Now that the newness of the school year has worn off, you may be noticing that your kids are already getting tired of doing their homework.
To set your children up for success at school, parents need to be proactive at home. Experts say providing a positive, organized and scheduled environment will allow your child to grow into a self-directed, successful student.
When the bell rings in Mrs. Shinn's class at Fulbright Elementary, her students know just what to do. After teaching for 21 years, Bridget Shinn knows the value of keeping students on a schedule.
This teacher of the year believes the routine gives her kids a sense of comfort and security. That's something she wants parents to try to implement after school as well.
"Really, the best thing for school-aged children is a routine all day. You know bedtime routine, dinner routine, everything really routine and structured. That is a safety feature for them."
Sticking to a schedule also insures growing minds and bodies get the 8 to 10 hours of sleep school-age kids need each night.

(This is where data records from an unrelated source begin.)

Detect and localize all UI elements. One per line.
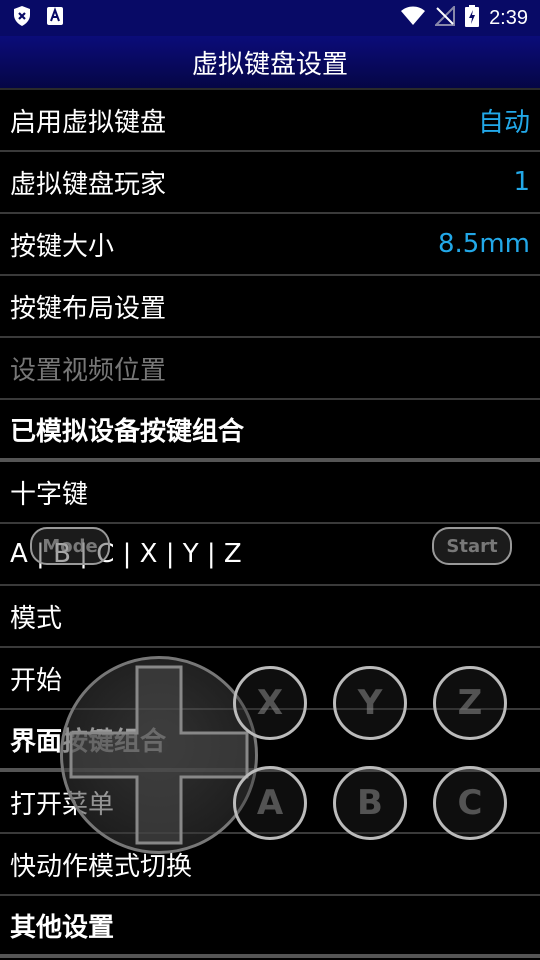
setting-value: 8.5mm	[437, 229, 530, 259]
signal-off-icon	[433, 4, 456, 30]
setting-button-layout[interactable]: 按键布局设置	[0, 276, 540, 338]
setting-label: 模式	[10, 603, 63, 634]
font-a-icon	[46, 6, 64, 30]
setting-label: 设置视频位置	[10, 355, 167, 386]
section-emulated-device-combos: 已模拟设备按键组合	[0, 400, 540, 462]
setting-enable-virtual-keyboard[interactable]: 启用虚拟键盘 自动	[0, 90, 540, 152]
setting-label: 开始	[10, 665, 63, 696]
mode-button[interactable]: Mode	[30, 527, 110, 565]
a-button-label: A	[256, 783, 284, 823]
y-button-label: Y	[357, 683, 383, 723]
section-heading: 其他设置	[10, 912, 115, 943]
b-button-label: B	[357, 783, 383, 823]
start-button[interactable]: Start	[432, 527, 512, 565]
setting-label: 按键大小	[10, 231, 115, 262]
section-heading: 已模拟设备按键组合	[10, 416, 245, 447]
dpad[interactable]	[60, 656, 258, 854]
setting-label: 按键布局设置	[10, 293, 167, 324]
setting-virtual-keyboard-player[interactable]: 虚拟键盘玩家 1	[0, 152, 540, 214]
c-button-label: C	[457, 783, 483, 823]
shield-x-icon	[12, 5, 32, 31]
y-button[interactable]: Y	[333, 666, 407, 740]
setting-dpad[interactable]: 十字键	[0, 462, 540, 524]
setting-value: 1	[513, 167, 530, 197]
mode-button-label: Mode	[42, 535, 98, 557]
setting-value: 自动	[477, 107, 530, 138]
z-button-label: Z	[457, 683, 483, 723]
wifi-icon	[401, 6, 426, 30]
status-bar: 2:39	[0, 0, 540, 36]
b-button[interactable]: B	[333, 766, 407, 840]
start-button-label: Start	[446, 535, 498, 557]
clock: 2:39	[489, 6, 528, 29]
x-button-label: X	[256, 683, 284, 723]
setting-mode[interactable]: 模式	[0, 586, 540, 648]
title-bar: 虚拟键盘设置	[0, 36, 540, 90]
setting-video-position: 设置视频位置	[0, 338, 540, 400]
a-button[interactable]: A	[233, 766, 307, 840]
setting-label: 虚拟键盘玩家	[10, 169, 167, 200]
page-title: 虚拟键盘设置	[191, 49, 348, 80]
dpad-cross-icon	[69, 665, 249, 845]
z-button[interactable]: Z	[433, 666, 507, 740]
setting-label: 启用虚拟键盘	[10, 107, 167, 138]
setting-button-size[interactable]: 按键大小 8.5mm	[0, 214, 540, 276]
setting-label: 十字键	[10, 479, 89, 510]
battery-charging-icon	[465, 5, 480, 31]
section-other-settings: 其他设置	[0, 896, 540, 958]
c-button[interactable]: C	[433, 766, 507, 840]
x-button[interactable]: X	[233, 666, 307, 740]
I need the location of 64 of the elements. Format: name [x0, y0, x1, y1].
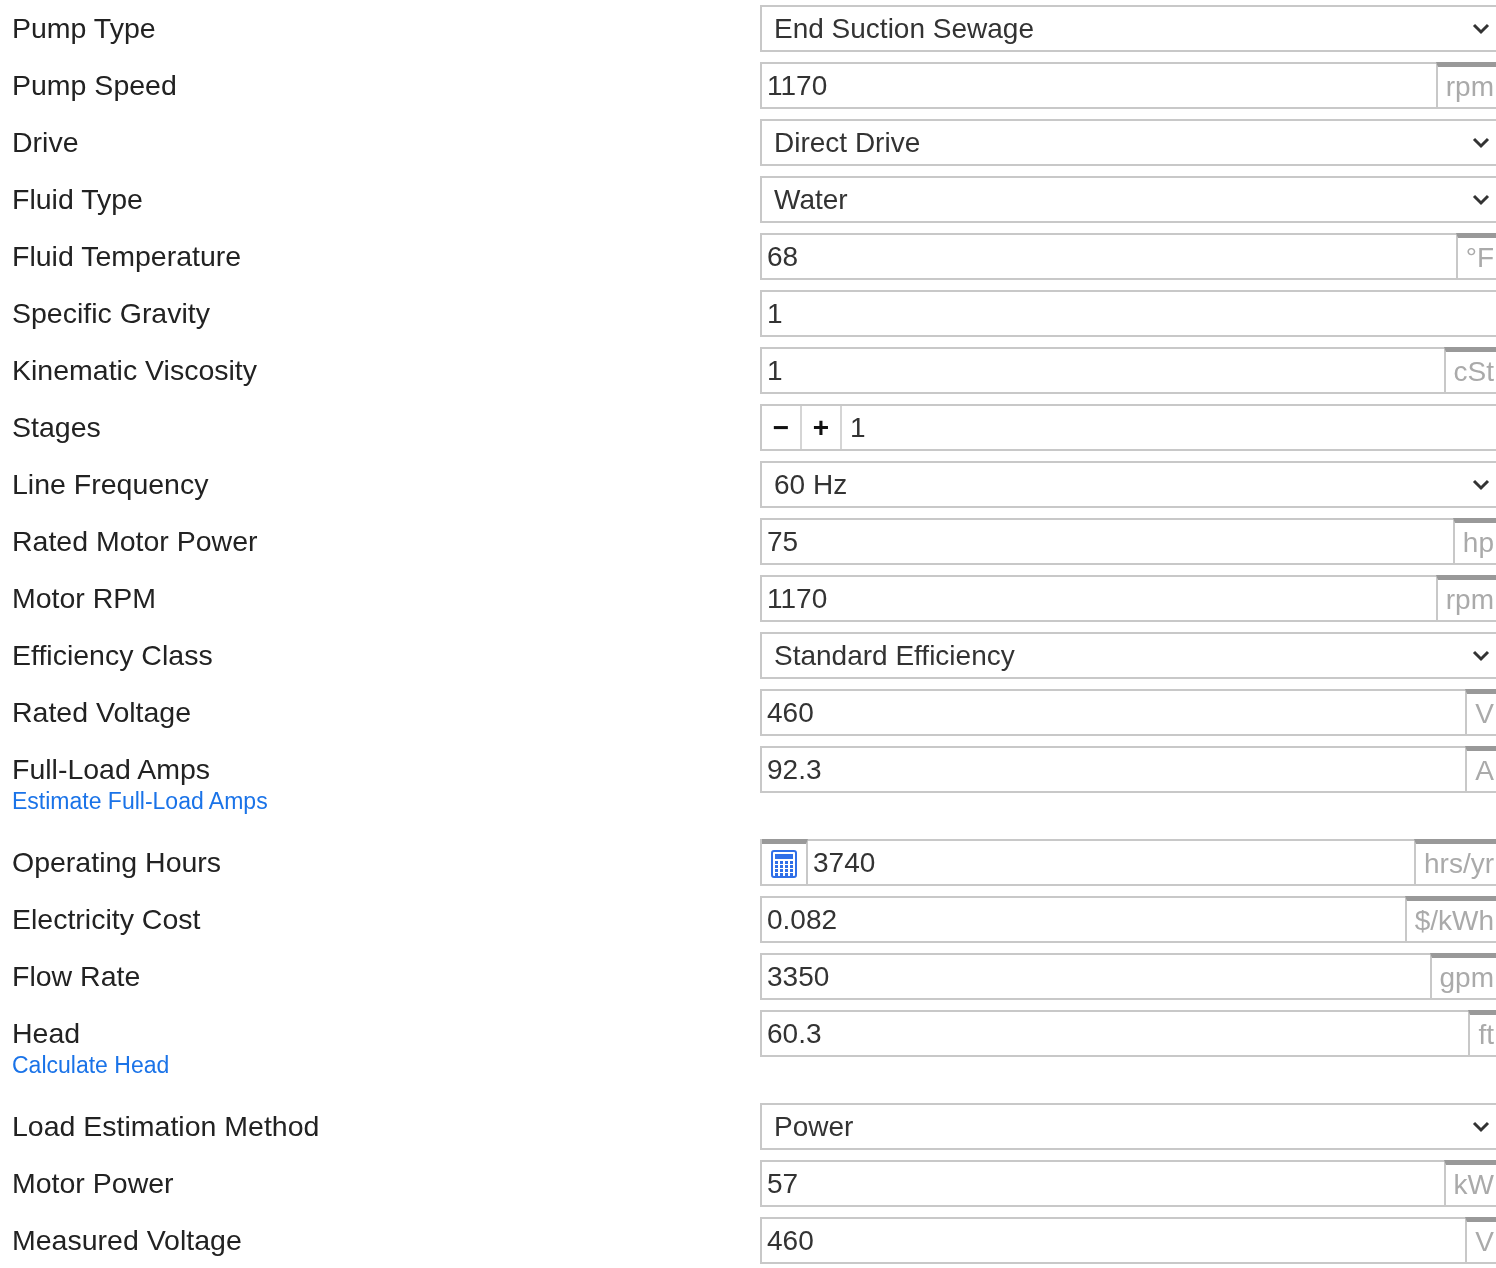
unit-label: $/kWh [1404, 896, 1496, 941]
number-field[interactable]: 0.082 $/kWh [760, 896, 1496, 943]
calculator-icon[interactable] [771, 850, 797, 878]
field-label: Full-Load Amps [12, 752, 211, 787]
dropdown[interactable]: 60 Hz [760, 461, 1496, 508]
unit-label: hrs/yr [1414, 839, 1496, 884]
unit-label: hp [1452, 518, 1496, 563]
number-field[interactable]: 57 kW [760, 1160, 1496, 1207]
field-label: Kinematic Viscosity [12, 353, 258, 388]
number-field[interactable]: 68 °F [760, 233, 1496, 280]
dropdown[interactable]: Direct Drive [760, 119, 1496, 166]
dropdown[interactable]: Power [760, 1103, 1496, 1150]
field-label: Head [12, 1016, 82, 1051]
number-field[interactable]: 1 [760, 290, 1496, 337]
field-label: Load Estimation Method [12, 1109, 321, 1144]
chevron-icon [1472, 22, 1490, 35]
number-field[interactable]: 60.3 ft [760, 1010, 1496, 1057]
unit-label: cSt [1443, 347, 1496, 392]
unit-label: kW [1443, 1160, 1496, 1205]
chevron-icon [1472, 478, 1490, 491]
unit-label: rpm [1435, 575, 1496, 620]
field-label: Pump Type [12, 11, 157, 46]
number-field[interactable]: 3740 hrs/yr [760, 839, 1496, 886]
unit-label: gpm [1429, 953, 1496, 998]
stepper-field[interactable]: − + 1 [760, 404, 1496, 451]
chevron-icon [1472, 649, 1490, 662]
dropdown[interactable]: Water [760, 176, 1496, 223]
field-label: Pump Speed [12, 68, 178, 103]
help-link[interactable]: Calculate Head [12, 1053, 170, 1077]
number-field[interactable]: 1170 rpm [760, 575, 1496, 622]
field-label: Stages [12, 410, 102, 445]
unit-label: ft [1468, 1010, 1496, 1055]
number-field[interactable]: 92.3 A [760, 746, 1496, 793]
field-label: Efficiency Class [12, 638, 214, 673]
help-link[interactable]: Estimate Full-Load Amps [12, 789, 268, 813]
field-label: Motor Power [12, 1166, 175, 1201]
number-field[interactable]: 460 V [760, 1217, 1496, 1264]
number-field[interactable]: 75 hp [760, 518, 1496, 565]
number-field[interactable]: 1 cSt [760, 347, 1496, 394]
number-field[interactable]: 1170 rpm [760, 62, 1496, 109]
field-label: Specific Gravity [12, 296, 211, 331]
field-label: Fluid Temperature [12, 239, 243, 274]
unit-label: rpm [1435, 62, 1496, 107]
field-label: Rated Motor Power [12, 524, 259, 559]
unit-label: °F [1455, 233, 1496, 278]
dropdown[interactable]: Standard Efficiency [760, 632, 1496, 679]
field-label: Motor RPM [12, 581, 158, 616]
dropdown[interactable]: End Suction Sewage [760, 5, 1496, 52]
field-label: Flow Rate [12, 959, 142, 994]
chevron-icon [1472, 193, 1490, 206]
number-field[interactable]: 460 V [760, 689, 1496, 736]
unit-label: V [1465, 1217, 1496, 1262]
field-label: Measured Voltage [12, 1223, 243, 1258]
field-label: Operating Hours [12, 845, 223, 880]
field-label: Rated Voltage [12, 695, 193, 730]
unit-label: A [1465, 746, 1496, 791]
field-label: Electricity Cost [12, 902, 202, 937]
chevron-icon [1472, 1120, 1490, 1133]
unit-label: V [1465, 689, 1496, 734]
field-label: Line Frequency [12, 467, 210, 502]
number-field[interactable]: 3350 gpm [760, 953, 1496, 1000]
field-label: Drive [12, 125, 80, 160]
chevron-icon [1472, 136, 1490, 149]
field-label: Fluid Type [12, 182, 144, 217]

Shinn also suggests parents
-Try to establish a strong and positive relationship with the teacher
- Monitor grades
- Keep in mind all students can have a bad day or two, but if a pattern emerges, find out why
- Don't rescue your kids - when they forget homework or lunch, let them learn from the natural consequences that follow
- Eat dinner together as a family so you can talk to your kids to find out the good and bad parts of their day
- Establish a plan for homework
"Having a homework station, a place where the child that is his or her space to work and it is quiet," said Shinn.
Clarke Delp, a professional organizer with Clutter Bug LLC and mother of two, knows all about creating quiet, organized study spaces. Having everything your child will need to complete their homework in place and ready to go eliminates excuses and delays.
"The last thing I want the child to do is to have to get up, get distracted, go downstairs, search for paper and then you know what he's going to end up watching TV for 10-15 minutes and then I'm going to have to get on him," said Delp. "Once he's up here, I don't want him to have to go back downstairs until his work is done."
Having the pencils already sharpened, good, even lighting, a chair that doesn't move, no toys, no TV, no music - all helps a child keep their focus on their work.
When children are young and need a parent's help more, Delp says doing homework in the kitchen can work, if the surroundings are quiet. The goal is to set up an organized routine and environment that your child carries with them through life.
"You have to let them be the organized student, that's the goal for them and for you to let them become it. It does take some time. It will involve you and eventually you have to pull away and they have to do it on their own."